La chanteuse Hadya a comparu devant le Tribunal de Première Instance de Dixinn dans une affaire portant sur plusieurs chefs d’accusation, notamment diffamation, proxénétisme, complicité, atteinte à l’ordre public et atteinte à la dignité des individus par le biais d’un système informatique.

À la barre, l’artiste est revenue sur les déclarations controversées qu’elle avait tenues lors d’une émission au sujet de la boîte de nuit Belingham, des propos qui ont provoqué une vive polémique sur les réseaux sociaux.

Face au juge, Hadya a reconnu avoir volontairement exagéré certaines affirmations dans le seul but de créer du buzz autour de sa carrière musicale et de promouvoir son nouveau clip.

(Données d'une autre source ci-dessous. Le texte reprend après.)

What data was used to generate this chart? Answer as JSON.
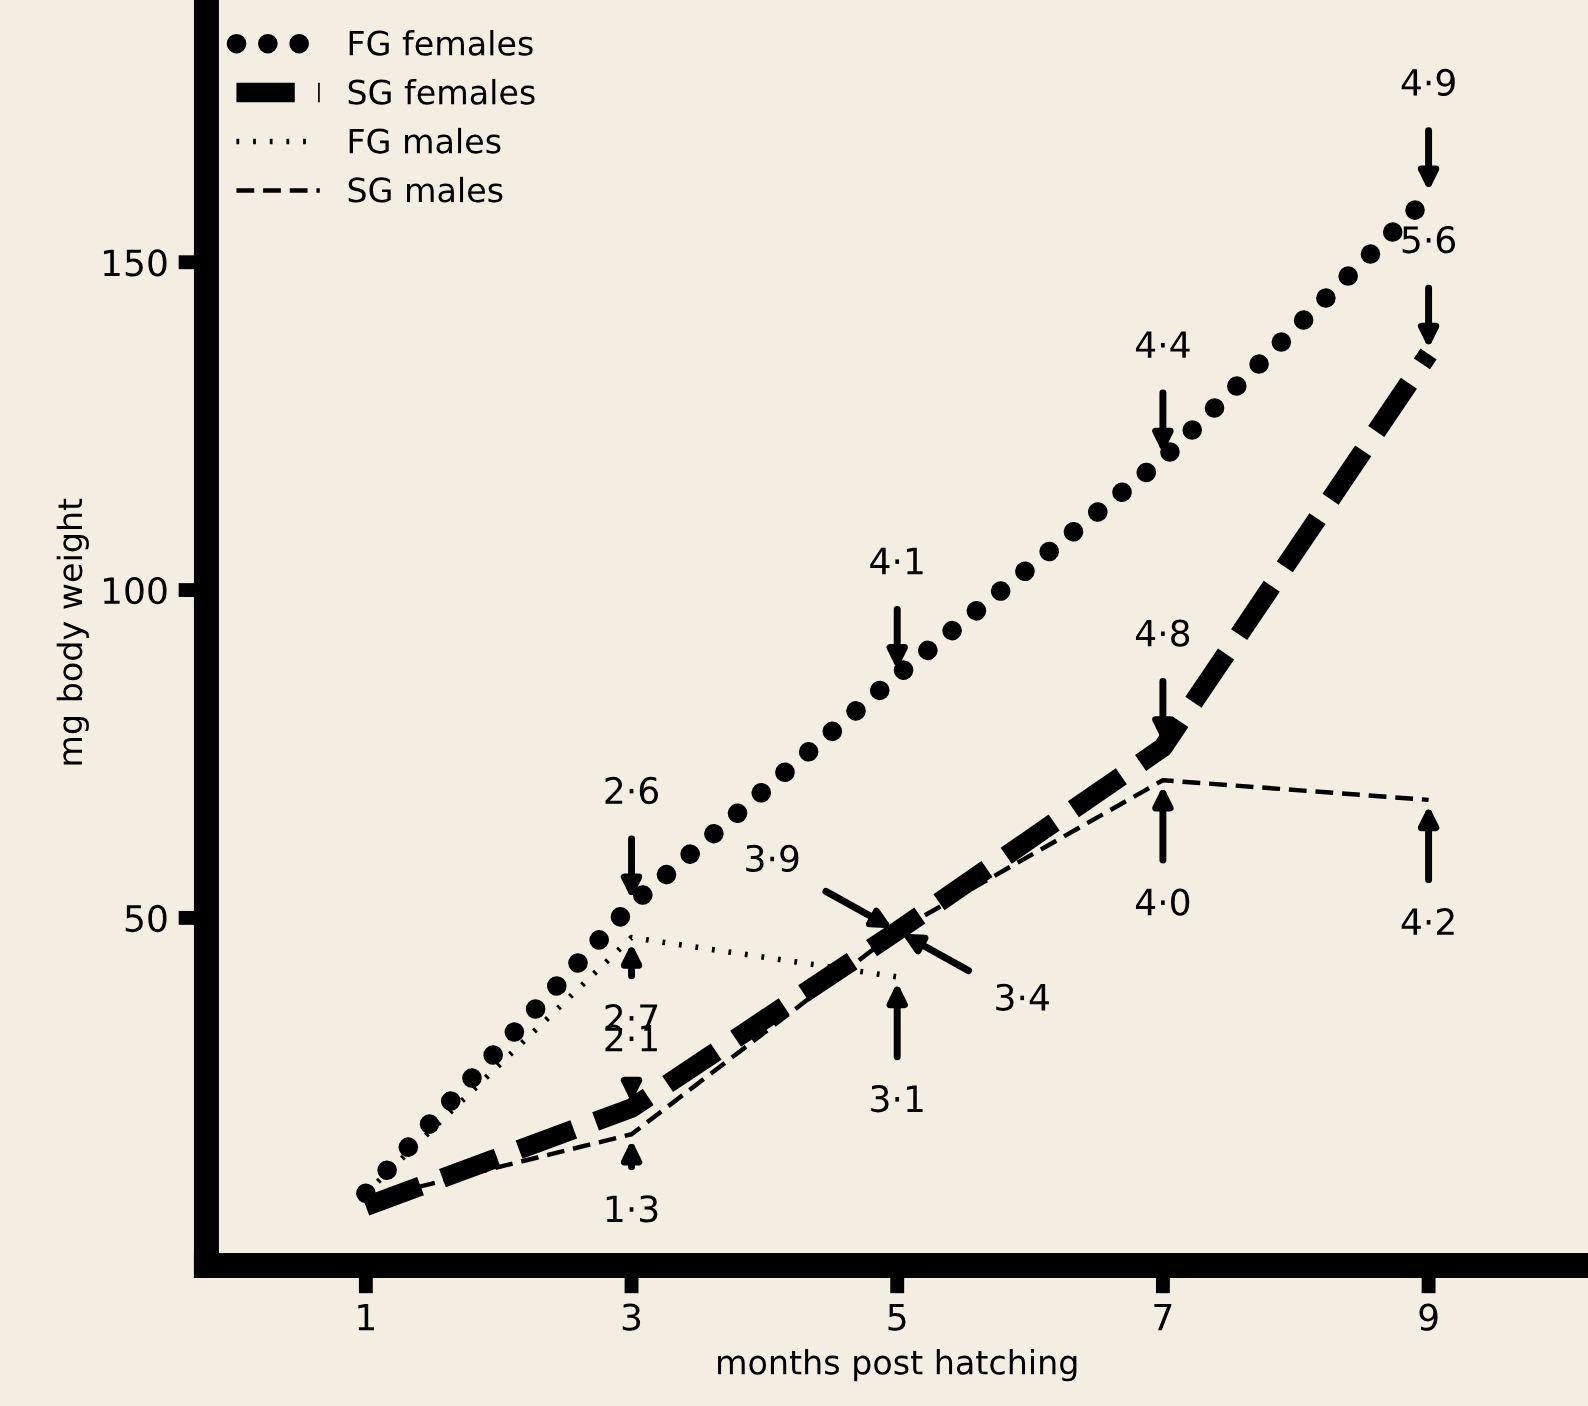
{
  "chart_data": {
    "type": "line",
    "xlabel": "months post hatching",
    "ylabel": "mg body weight",
    "x": [
      1,
      3,
      5,
      7,
      9
    ],
    "series": [
      {
        "name": "FG females",
        "color": "#000000",
        "line_style": "dotted",
        "values": [
          8,
          52,
          87,
          120,
          160
        ]
      },
      {
        "name": "SG females",
        "color": "#000000",
        "line_style": "dashed",
        "values": [
          6,
          21,
          48,
          76,
          136
        ]
      },
      {
        "name": "FG males",
        "color": "#000000",
        "line_style": "dotted",
        "values": [
          8,
          47,
          41,
          null,
          null
        ]
      },
      {
        "name": "SG males",
        "color": "#000000",
        "line_style": "dashed",
        "values": [
          7,
          17,
          48,
          71,
          68
        ]
      }
    ],
    "xlim": [
      -0.2,
      10.2
    ],
    "ylim": [
      -3,
      190
    ],
    "xticks": [
      1,
      3,
      5,
      7,
      9
    ],
    "yticks": [
      50,
      100,
      150
    ],
    "grid": false,
    "legend": "top left",
    "annotations": [
      {
        "text": "2·6",
        "x": 3,
        "y": 52
      },
      {
        "text": "2·7",
        "x": 3,
        "y": 47
      },
      {
        "text": "2·1",
        "x": 3,
        "y": 21
      },
      {
        "text": "1·3",
        "x": 3,
        "y": 17
      },
      {
        "text": "4·1",
        "x": 5,
        "y": 87
      },
      {
        "text": "3·9",
        "x": 5,
        "y": 48
      },
      {
        "text": "3·4",
        "x": 5,
        "y": 48
      },
      {
        "text": "3·1",
        "x": 5,
        "y": 41
      },
      {
        "text": "4·4",
        "x": 7,
        "y": 120
      },
      {
        "text": "4·8",
        "x": 7,
        "y": 76
      },
      {
        "text": "4·0",
        "x": 7,
        "y": 71
      },
      {
        "text": "4·9",
        "x": 9,
        "y": 160
      },
      {
        "text": "5·6",
        "x": 9,
        "y": 136
      },
      {
        "text": "4·2",
        "x": 9,
        "y": 68
      }
    ]
  }
}
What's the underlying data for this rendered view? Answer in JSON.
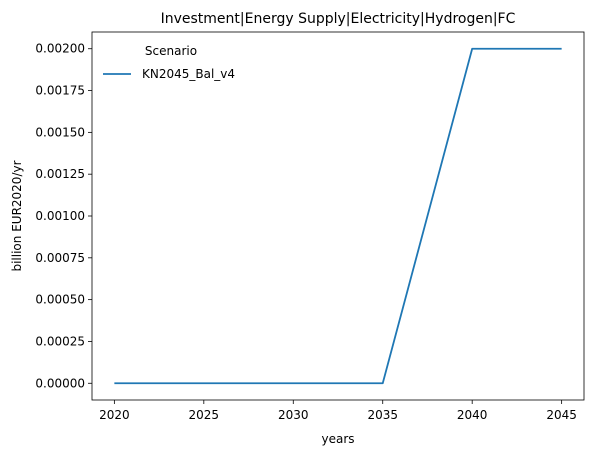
{
  "chart_data": {
    "type": "line",
    "title": "Investment|Energy Supply|Electricity|Hydrogen|FC",
    "xlabel": "years",
    "ylabel": "billion EUR2020/yr",
    "x": [
      2020,
      2025,
      2030,
      2035,
      2040,
      2045
    ],
    "xlim": [
      2018.75,
      2046.25
    ],
    "ylim": [
      -0.0001,
      0.0021
    ],
    "xticks": [
      2020,
      2025,
      2030,
      2035,
      2040,
      2045
    ],
    "xtick_labels": [
      "2020",
      "2025",
      "2030",
      "2035",
      "2040",
      "2045"
    ],
    "yticks": [
      0,
      0.00025,
      0.0005,
      0.00075,
      0.001,
      0.00125,
      0.0015,
      0.00175,
      0.002
    ],
    "ytick_labels": [
      "0.00000",
      "0.00025",
      "0.00050",
      "0.00075",
      "0.00100",
      "0.00125",
      "0.00150",
      "0.00175",
      "0.00200"
    ],
    "grid": false,
    "legend": {
      "title": "Scenario",
      "position": "top-left"
    },
    "series": [
      {
        "name": "KN2045_Bal_v4",
        "color": "#1f77b4",
        "values": [
          0,
          0,
          0,
          0,
          0.002,
          0.002
        ]
      }
    ]
  }
}
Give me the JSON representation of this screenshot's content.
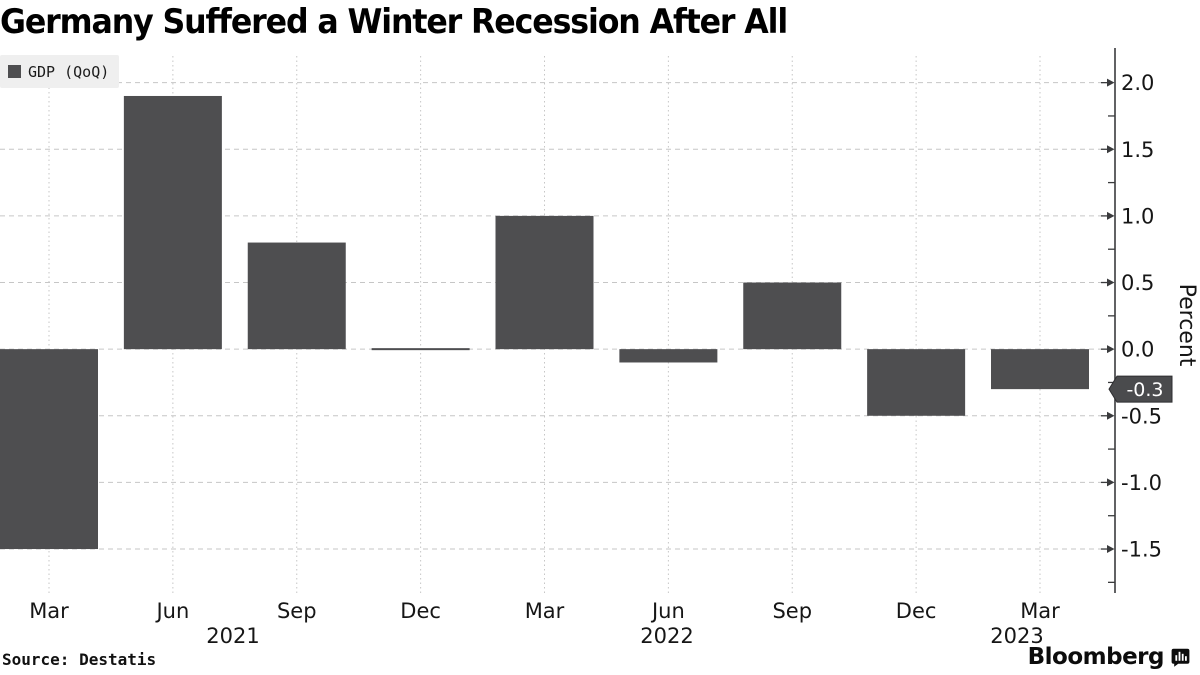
{
  "chart_data": {
    "type": "bar",
    "title": "Germany Suffered a Winter Recession After All",
    "categories": [
      "Mar 2021",
      "Jun 2021",
      "Sep 2021",
      "Dec 2021",
      "Mar 2022",
      "Jun 2022",
      "Sep 2022",
      "Dec 2022",
      "Mar 2023"
    ],
    "x_tick_labels": [
      "Mar",
      "Jun",
      "Sep",
      "Dec",
      "Mar",
      "Jun",
      "Sep",
      "Dec",
      "Mar"
    ],
    "year_labels": [
      "2021",
      "2022",
      "2023"
    ],
    "series": [
      {
        "name": "GDP (QoQ)",
        "values": [
          -1.5,
          1.9,
          0.8,
          0.0,
          1.0,
          -0.1,
          0.5,
          -0.5,
          -0.3
        ]
      }
    ],
    "ylabel": "Percent",
    "ylim": [
      -1.83,
      2.2
    ],
    "yticks_major": [
      2.0,
      1.5,
      1.0,
      0.5,
      0.0,
      -0.5,
      -1.0,
      -1.5
    ],
    "ytick_labels": [
      "2.0",
      "1.5",
      "1.0",
      "0.5",
      "0.0",
      "-0.5",
      "-1.0",
      "-1.5"
    ],
    "yticks_minor": [
      1.75,
      1.25,
      0.75,
      0.25,
      -0.25,
      -0.75,
      -1.25,
      -1.75
    ],
    "grid": true,
    "legend_position": "top-left",
    "current_value": -0.3,
    "current_value_label": "-0.3"
  },
  "legend": {
    "label": "GDP (QoQ)",
    "swatch_color": "#4e4e50"
  },
  "source_note": "Source: Destatis",
  "branding": {
    "wordmark": "Bloomberg",
    "icon": "bloomberg-chart-bubble-icon"
  },
  "colors": {
    "background": "#ffffff",
    "bar": "#4e4e50",
    "grid": "#c6c6c6",
    "axis": "#3a3b3d",
    "tick_text": "#161616",
    "badge_bg": "#4a4b4d",
    "badge_text": "#ffffff",
    "legend_bg": "#efefef",
    "title_text": "#000000"
  }
}
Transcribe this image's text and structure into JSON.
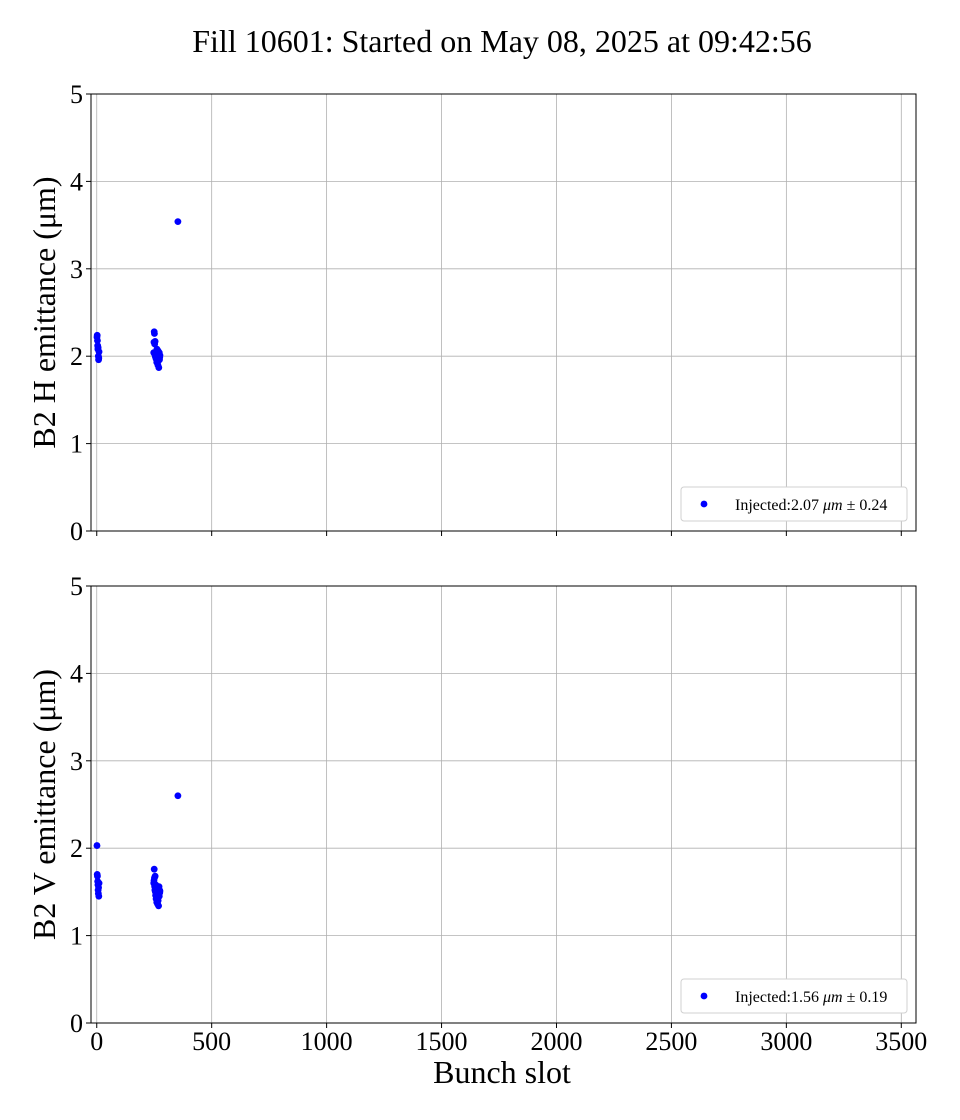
{
  "chart_data": {
    "type": "scatter",
    "title": "Fill 10601: Started on May 08, 2025 at 09:42:56",
    "xlabel": "Bunch slot",
    "xlim": [
      -25,
      3564
    ],
    "xticks": [
      "0",
      "500",
      "1000",
      "1500",
      "2000",
      "2500",
      "3000",
      "3500"
    ],
    "grid": true,
    "marker_color": "#0000ff",
    "panels": [
      {
        "name": "horizontal",
        "ylabel": "B2 H emittance (μm)",
        "ylim": [
          0,
          5
        ],
        "yticks": [
          "0",
          "1",
          "2",
          "3",
          "4",
          "5"
        ],
        "legend": {
          "placement": "lower-right",
          "prefix": "Injected:2.07",
          "unit": "μm",
          "suffix": "± 0.24"
        },
        "series": [
          {
            "x": [
              1,
              2,
              3,
              4,
              5,
              6,
              7,
              8,
              9,
              10,
              248,
              249,
              250,
              251,
              252,
              253,
              254,
              255,
              256,
              257,
              258,
              259,
              260,
              261,
              262,
              263,
              264,
              265,
              266,
              267,
              268,
              269,
              270,
              271,
              272,
              273,
              274,
              275,
              353
            ],
            "y": [
              2.22,
              2.24,
              2.18,
              2.12,
              2.08,
              2.1,
              2.0,
              1.96,
              1.98,
              2.05,
              2.04,
              2.16,
              2.28,
              2.26,
              2.14,
              2.02,
              2.17,
              2.0,
              1.99,
              2.03,
              1.97,
              2.05,
              2.01,
              1.93,
              2.08,
              1.98,
              2.03,
              2.0,
              1.9,
              2.06,
              1.95,
              1.98,
              1.87,
              2.02,
              2.04,
              1.96,
              1.99,
              2.01,
              3.54
            ]
          }
        ]
      },
      {
        "name": "vertical",
        "ylabel": "B2 V emittance (μm)",
        "ylim": [
          0,
          5
        ],
        "yticks": [
          "0",
          "1",
          "2",
          "3",
          "4",
          "5"
        ],
        "legend": {
          "placement": "lower-right",
          "prefix": "Injected:1.56",
          "unit": "μm",
          "suffix": "± 0.19"
        },
        "series": [
          {
            "x": [
              1,
              2,
              3,
              4,
              5,
              6,
              7,
              8,
              9,
              10,
              248,
              249,
              250,
              251,
              252,
              253,
              254,
              255,
              256,
              257,
              258,
              259,
              260,
              261,
              262,
              263,
              264,
              265,
              266,
              267,
              268,
              269,
              270,
              271,
              272,
              273,
              274,
              275,
              353
            ],
            "y": [
              2.03,
              1.7,
              1.68,
              1.62,
              1.58,
              1.52,
              1.48,
              1.55,
              1.45,
              1.6,
              1.6,
              1.63,
              1.76,
              1.66,
              1.56,
              1.52,
              1.68,
              1.5,
              1.46,
              1.58,
              1.42,
              1.55,
              1.5,
              1.38,
              1.52,
              1.44,
              1.48,
              1.36,
              1.55,
              1.4,
              1.47,
              1.34,
              1.5,
              1.56,
              1.45,
              1.52,
              1.49,
              1.51,
              2.6
            ]
          }
        ]
      }
    ]
  }
}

« Je voulais surtout créer du buzz, parce que cela fait maintenant deux ans que je suis dans la musique sans véritable succès », a-t-elle déclaré devant la cour.

Interrogée sur ses propos évoquant des pratiques présumées de “raquettage” devant la boîte de nuit Belingham, la chanteuse a finalement admis que ces faits ne se déroulaient pas dans cet établissement.

« J’ai dit que des filles recevaient 500.000 GNF et que moi je prenais 200.000 GNF. Mais cela ne se fait pas là-bas », a-t-elle reconnu.

Hadya a également expliqué que ses déclarations avaient été faites sous l’effet de la colère durant l’émission.

« L’animateur a réussi à m’énerver et j’ai parlé sous le coup de la colère », a-t-elle affirmé.

Au cours de l’audience, l’artiste a aussi assumé certains propos liés à sa vision des relations entre hommes et femmes.

« Je ne peux pas sortir avec un homme qui ne s’assume pas. Je ne couche pas avec un homme sans rien recevoir », a-t-elle déclaré devant le tribunal.

Poursuivant ses explications, Hadya a indiqué que l’objectif principal de cette sortie médiatique était de faire parler de son nouveau clip intitulé « Libha si jhawa », une expression qu’elle traduit par : « Fais tomber avant de monter », en référence au fait de donner de l’argent avant toute relation avec une femme.

Cette affaire, largement relayée sur les plateformes numériques, continue de susciter de nombreuses réactions au sein de l’opinion publique, certains dénonçant les dérives du buzz sur les réseaux sociaux et dans les émissions en ligne.